Divorcés depuis 8 ans, le couple resté uni pour le «guinz»
Au quartier Coly Senghor de Yeumbeul Asecna, l'histoire familiale de B. Diacko et M. Seck s'était transformée en une étrange cohabitation. Mariés pendant plus de trente ans, divorcés depuis huit ans, les deux ex-conjoints continuaient de vivre dans la même concession, dans des chambres distinctes. Une maison où cohabitent également leurs huit enfants, leurs belles-filles. C'est surtout dans cette concession que les policiers ont découvert les produits qui leur ont valu leur comparution.
Selon l'enquête reprise par L'OBS, les limiers avaient reçu un renseignement faisant état des activités de mère Soya, soupçonnée de vendre des produits cellulosiques à des mineurs dans le secteur. En se rendant sur les lieux, les policiers croisent quatre mineurs transportant des bouteilles de diluant. Interpellés, ces derniers les orientent aussitôt vers la quadragénaire. Devant sa concession, les limiers aperçoivent un individu en train de sniffer du diluant à l'aide d'un tissu imbibé.
Les aveux de mère Soya
La tension monte à l'entrée de la maison. M. Seck, l’ex-mari, tente de s'opposer à l'intervention. Après avoir réussi à pénétrer dans la concession, les enquêteurs fouillent les moindres recoins. Derrière du linge usé, ils découvrent une caisse contenant treize bouteilles de diluant cellulosique, ainsi qu’une sacoche avec de l'argent.
Face aux juges, mère Soya conteste toute implication. Elle raconte avoir exploité un champ maraîcher avant de tomber malade. Après cet épisode, elle dit avoir acheté deux charrettes et deux chevaux, confiés à un jeune homme prénommé Maguette. Selon elle, ce dernier a pris la fuite à l'arrivée des policiers, en abandonnant la sacoche. Les aveux croisés de l'enquête préliminaire occupent une bonne partie des débats.
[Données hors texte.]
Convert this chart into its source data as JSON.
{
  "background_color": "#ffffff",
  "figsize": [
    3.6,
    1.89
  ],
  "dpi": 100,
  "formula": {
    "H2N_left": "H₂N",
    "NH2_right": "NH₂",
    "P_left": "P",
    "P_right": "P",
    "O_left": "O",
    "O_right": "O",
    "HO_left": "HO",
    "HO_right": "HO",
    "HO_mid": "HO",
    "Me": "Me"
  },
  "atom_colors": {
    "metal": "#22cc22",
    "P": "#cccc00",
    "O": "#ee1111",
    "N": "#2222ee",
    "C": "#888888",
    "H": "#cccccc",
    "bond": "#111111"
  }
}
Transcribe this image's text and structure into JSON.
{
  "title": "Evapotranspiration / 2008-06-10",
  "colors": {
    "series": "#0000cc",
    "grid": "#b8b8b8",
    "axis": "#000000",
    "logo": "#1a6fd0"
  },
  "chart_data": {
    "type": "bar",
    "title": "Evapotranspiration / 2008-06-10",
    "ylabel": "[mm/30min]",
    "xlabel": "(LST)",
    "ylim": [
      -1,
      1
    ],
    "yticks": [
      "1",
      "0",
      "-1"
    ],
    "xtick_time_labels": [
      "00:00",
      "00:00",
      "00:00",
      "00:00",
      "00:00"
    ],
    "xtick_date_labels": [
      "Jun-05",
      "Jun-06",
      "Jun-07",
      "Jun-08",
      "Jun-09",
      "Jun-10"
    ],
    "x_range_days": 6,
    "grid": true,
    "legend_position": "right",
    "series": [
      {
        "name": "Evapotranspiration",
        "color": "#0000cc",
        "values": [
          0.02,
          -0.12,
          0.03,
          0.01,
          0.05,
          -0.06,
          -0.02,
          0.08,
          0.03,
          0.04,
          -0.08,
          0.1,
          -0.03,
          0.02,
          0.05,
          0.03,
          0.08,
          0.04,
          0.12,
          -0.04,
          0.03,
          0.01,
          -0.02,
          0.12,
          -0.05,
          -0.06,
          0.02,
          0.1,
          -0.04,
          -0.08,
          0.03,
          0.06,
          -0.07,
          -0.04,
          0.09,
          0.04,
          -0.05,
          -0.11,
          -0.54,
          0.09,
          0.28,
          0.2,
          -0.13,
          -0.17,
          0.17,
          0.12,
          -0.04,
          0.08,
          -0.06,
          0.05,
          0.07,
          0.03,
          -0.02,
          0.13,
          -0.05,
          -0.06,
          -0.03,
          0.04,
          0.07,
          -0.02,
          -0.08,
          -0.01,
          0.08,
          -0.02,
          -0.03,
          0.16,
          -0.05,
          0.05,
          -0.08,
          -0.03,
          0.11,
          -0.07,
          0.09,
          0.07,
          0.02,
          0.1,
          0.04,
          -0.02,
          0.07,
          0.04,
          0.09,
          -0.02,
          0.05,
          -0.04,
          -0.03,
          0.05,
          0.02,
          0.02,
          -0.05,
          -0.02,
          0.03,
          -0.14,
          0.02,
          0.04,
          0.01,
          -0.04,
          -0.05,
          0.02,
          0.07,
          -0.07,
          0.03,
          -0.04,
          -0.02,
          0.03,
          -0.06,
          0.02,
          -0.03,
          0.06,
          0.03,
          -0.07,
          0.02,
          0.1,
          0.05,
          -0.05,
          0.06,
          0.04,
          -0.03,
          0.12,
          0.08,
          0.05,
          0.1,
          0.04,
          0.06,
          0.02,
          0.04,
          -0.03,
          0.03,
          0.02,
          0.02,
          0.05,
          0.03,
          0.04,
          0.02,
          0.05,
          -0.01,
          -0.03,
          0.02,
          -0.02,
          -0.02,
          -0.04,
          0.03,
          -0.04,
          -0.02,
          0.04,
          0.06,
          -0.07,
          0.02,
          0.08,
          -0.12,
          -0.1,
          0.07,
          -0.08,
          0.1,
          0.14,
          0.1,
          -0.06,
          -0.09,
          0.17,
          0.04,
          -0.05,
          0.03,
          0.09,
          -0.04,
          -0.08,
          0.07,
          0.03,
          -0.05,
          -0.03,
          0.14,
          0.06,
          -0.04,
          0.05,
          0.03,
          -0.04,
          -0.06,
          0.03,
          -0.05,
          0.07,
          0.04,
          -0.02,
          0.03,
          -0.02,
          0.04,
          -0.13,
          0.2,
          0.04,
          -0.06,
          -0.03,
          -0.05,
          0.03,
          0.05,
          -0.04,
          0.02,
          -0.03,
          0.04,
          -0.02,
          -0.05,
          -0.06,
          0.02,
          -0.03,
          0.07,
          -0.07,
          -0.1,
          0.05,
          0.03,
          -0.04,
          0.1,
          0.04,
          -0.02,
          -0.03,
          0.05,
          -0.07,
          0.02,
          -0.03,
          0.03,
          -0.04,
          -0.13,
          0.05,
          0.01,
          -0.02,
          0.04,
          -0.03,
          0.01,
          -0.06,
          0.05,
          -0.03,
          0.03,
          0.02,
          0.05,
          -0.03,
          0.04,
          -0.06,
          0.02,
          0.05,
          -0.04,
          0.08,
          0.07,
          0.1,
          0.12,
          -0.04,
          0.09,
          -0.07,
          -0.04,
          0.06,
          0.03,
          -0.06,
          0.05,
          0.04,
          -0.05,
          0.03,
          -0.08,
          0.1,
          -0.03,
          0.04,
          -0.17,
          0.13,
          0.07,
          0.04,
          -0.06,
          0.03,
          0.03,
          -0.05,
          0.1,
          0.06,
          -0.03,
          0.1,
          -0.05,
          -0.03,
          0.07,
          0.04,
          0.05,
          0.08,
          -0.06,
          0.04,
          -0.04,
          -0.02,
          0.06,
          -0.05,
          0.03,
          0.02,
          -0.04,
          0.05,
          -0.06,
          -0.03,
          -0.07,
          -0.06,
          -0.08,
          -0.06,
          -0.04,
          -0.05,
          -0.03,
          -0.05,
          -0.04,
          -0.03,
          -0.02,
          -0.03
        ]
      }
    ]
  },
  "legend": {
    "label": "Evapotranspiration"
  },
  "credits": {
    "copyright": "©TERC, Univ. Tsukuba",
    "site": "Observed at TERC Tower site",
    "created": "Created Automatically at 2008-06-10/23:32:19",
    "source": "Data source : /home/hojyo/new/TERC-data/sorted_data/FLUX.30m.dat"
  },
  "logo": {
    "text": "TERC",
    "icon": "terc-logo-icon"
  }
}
L’ex-femme avait accusé son ex-conjoint de consommer du «guinz», tandis que ce dernier la présentait comme la personne impliquée dans la vente. Confronté aux reproches de s'être opposé aux limiers, le maçon conteste vigoureusement. «Le policier m'a insulté avant de m'ordonner d'ouvrir la porte. Si c'était son père, il ne lui aurait pas parlé de cette façon», plaide-t-il.
Après examen, le vieux Seck est reconnu coupable de détention de drogue en vue d'usage et condamné à un mois de prison ferme et 50 000 FCfa d'amende. B. Diacko, alias mère Soya, connaît un sort plus sévère. Reconnue coupable d'offre ou cession de drogue, elle est condamnée à deux ans de prison.